A state budget event in Nome sponsored by a conservative group ended with an unexpected dialogue after a local tribal leader criticized Alaska Gov. Mike Dunleavy for limiting public testimony.
Five budget roadshows funded by the Alaska chapter of Alaskans for Prosperity are described as public but ticketed. Prior events in Anchorage and Kenai drew protesters who were confined outside and audience comments that were tightly controlled.
Wednesday’s event in Nome was preceded by the disorderly conduct arrest of 28-year-old protester Brenda Evak at the airport after Dunleavy landed just after noon. Nome’s district attorney said Thursday that no charges will be filed. Evak attended the budget event.
The event at the historic Old St. Joseph’s Hall drew locals inside and student protesters who stood with signs outside. Unlike prior AFP events, no one took tickets at the door in Nome, participants said.
Otherwise, it initially followed the same course: Dunleavy presented his 22-page PowerPoint on the budget and proposed constitutional amendments, and took questions from note cards rather than allowing audience members to speak.
Then Melanie Bahnke, president and CEO of regional tribal consortium Kawerak, raised her hand instead of using a card.
Bahnke almost didn’t attend the event, she said Thursday. She was concerned about requirements that participants register, which she didn’t, and that organizers would use her image without permission.
But, she said, she felt as a leader she had an obligation to welcome Dunleavy and “give voice to people in our region” because the governor wasn’t hearing from all sides on his proposed budget.
“I did write on those cards like I was supposed to, like a polite little guest at somebody else’s house,” Bahnke said. “ ‘I would like to speak without my comments being pre-screened.’ That was my comment.”
She raised her hand and left it up for what another audience member estimated was several minutes.
Two AFP staffers approached her twice, Bahnke said. They kept trying to offer her note cards. She told them she’d already filled one out.
Others at the meeting said someone in the crowd shouted that, as a tribal leader, Bahnke should be allowed to speak. Audience members began silently pointing at her.
The third time someone came over, Bahnke said, she was told she’d be allowed to speak.

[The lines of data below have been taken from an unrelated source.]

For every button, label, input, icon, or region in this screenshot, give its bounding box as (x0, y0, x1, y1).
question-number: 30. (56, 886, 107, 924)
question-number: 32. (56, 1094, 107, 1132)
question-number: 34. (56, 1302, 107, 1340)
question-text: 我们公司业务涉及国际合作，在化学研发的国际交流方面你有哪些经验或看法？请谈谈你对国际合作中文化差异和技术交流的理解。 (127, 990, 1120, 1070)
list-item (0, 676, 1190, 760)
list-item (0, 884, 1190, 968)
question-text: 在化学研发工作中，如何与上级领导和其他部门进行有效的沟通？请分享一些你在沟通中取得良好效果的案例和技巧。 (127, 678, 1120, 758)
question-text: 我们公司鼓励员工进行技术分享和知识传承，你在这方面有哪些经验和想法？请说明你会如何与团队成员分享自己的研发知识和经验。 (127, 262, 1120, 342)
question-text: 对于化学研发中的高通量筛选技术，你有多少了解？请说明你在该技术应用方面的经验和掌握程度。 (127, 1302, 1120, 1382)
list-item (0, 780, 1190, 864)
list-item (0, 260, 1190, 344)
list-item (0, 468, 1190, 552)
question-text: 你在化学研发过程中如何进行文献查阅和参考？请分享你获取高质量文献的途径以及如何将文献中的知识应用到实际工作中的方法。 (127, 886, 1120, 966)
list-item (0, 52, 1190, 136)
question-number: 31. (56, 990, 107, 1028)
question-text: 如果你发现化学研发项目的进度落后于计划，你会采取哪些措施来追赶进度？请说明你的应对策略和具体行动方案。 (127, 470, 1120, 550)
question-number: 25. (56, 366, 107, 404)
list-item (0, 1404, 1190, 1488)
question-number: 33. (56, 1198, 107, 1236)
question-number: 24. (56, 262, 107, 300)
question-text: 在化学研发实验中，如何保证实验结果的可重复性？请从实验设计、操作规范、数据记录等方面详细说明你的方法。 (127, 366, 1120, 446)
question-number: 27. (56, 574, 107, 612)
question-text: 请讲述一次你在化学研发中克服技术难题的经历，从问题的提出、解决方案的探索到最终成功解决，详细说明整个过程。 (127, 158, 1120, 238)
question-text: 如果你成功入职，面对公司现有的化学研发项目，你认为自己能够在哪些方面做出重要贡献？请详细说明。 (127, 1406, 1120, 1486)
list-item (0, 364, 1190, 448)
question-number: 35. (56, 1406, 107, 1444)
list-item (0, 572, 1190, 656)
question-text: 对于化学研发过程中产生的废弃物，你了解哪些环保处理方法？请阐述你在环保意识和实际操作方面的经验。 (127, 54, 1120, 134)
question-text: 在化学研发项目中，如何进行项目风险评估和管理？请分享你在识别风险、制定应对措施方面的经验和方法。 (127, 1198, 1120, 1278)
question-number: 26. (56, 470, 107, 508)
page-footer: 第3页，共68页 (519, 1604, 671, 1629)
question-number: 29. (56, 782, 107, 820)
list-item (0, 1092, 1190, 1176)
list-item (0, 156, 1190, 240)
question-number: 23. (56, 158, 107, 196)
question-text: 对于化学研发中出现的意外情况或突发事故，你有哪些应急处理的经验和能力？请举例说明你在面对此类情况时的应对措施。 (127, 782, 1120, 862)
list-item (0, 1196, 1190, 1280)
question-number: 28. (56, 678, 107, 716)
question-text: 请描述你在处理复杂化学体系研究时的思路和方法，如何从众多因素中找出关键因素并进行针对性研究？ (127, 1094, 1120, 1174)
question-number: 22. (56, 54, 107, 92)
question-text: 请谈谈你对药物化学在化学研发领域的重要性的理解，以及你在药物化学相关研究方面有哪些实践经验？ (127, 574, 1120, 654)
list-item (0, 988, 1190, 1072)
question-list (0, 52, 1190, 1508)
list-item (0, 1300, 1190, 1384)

Her comments, captured in a video by The Nome Nugget newspaper, continued for about seven minutes. They focused on the “disproportionate effects” to rural communities from Dunleavy’s proposed budget including cuts to public safety, education and social service programs such as a youth facility in Nome.
Bahnke also criticized the process organizers used to conduct the event.
“Our community is very diverse and we’re no stranger to having difficult conversations,” Bahnke said, describing Nome as a place that’s fairly evenly split between Alaska Native and non-Native people, in a region with half its population 18 and under.
She invited Dunleavy to return to Nome for a “not exclusive” gathering paid for by Kawerak to discuss his budget’s effects in the region and criticized the practice of allowing the audience to address him only through note cards.
“If you want to truly have a dialogue, that’s not the way to go about it,” Bahnke said. “That’s not how we typically do things here in Nome.”
Rep. Neal Foster, D-Nome, in an interview Thursday called Bahnke’s gesture “one of our great moments in local history. She demanded to be heard. She’s kind of our local Elizabeth Peratrovich right now."
Dunleavy’s public Facebook page Thursday morning featured an upbeat short video about the trip to Nome that showed his arrival at the airport, meeting with local officials, and at the event. Dunleavy spent time on the Seward Peninsula as a teacher in Koyuk. He and his wife, Rose, who grew up in Noorvik, were married in Nome.
Dunleavy spokesman Matt Shuckerow said the Nome AFP event wasn’t filled to capacity, so it was “opened up to folks on a day-of basis” at the door and participants got the chance to speak once all the note cards were read.
“The governor took questions in an open format after the written questions were addressed,” Shuckerow said.
A total of 15 people spoke, he said. The governor also toured the Nome port and met with local officials and media.
Samuel Johns, standing in the back of the room near Evak during the AFP event, took Dunleavy to task for not greeting the young students outside the building and accused him of “acting like a king” given the way the event was originally structured.
“I’m feeling like there’s a dictatorship going on, right, where we don’t have a choice over education and a lot of the funding that’s going on,” Johns said, adding that elders would suffer under higher rates proposed for Pioneer Home residents
But local accountant Mark Johnson, a 30-year Nome resident and city councilor, attended the second half of the meeting and said the governor’s role in the dialogue was encouraging.
“The majority of people if not all people wanted an open session here in Nome and probably other rural places, and that’s how it was,” said Johnson, who also runs a local hunting and fishing store and serves as CEO of Unalakleet Native Corp.
Dunleavy took questions directly and responded in a respectful manner, only referring to his staff to clarify a few points, he said. “I’m hoping the governor and his staff will ... continue that type of open meeting because it works. It tends to work when everybody is respectful of each other and yet voice their opinions or state their questions. That’s to me a really big step.”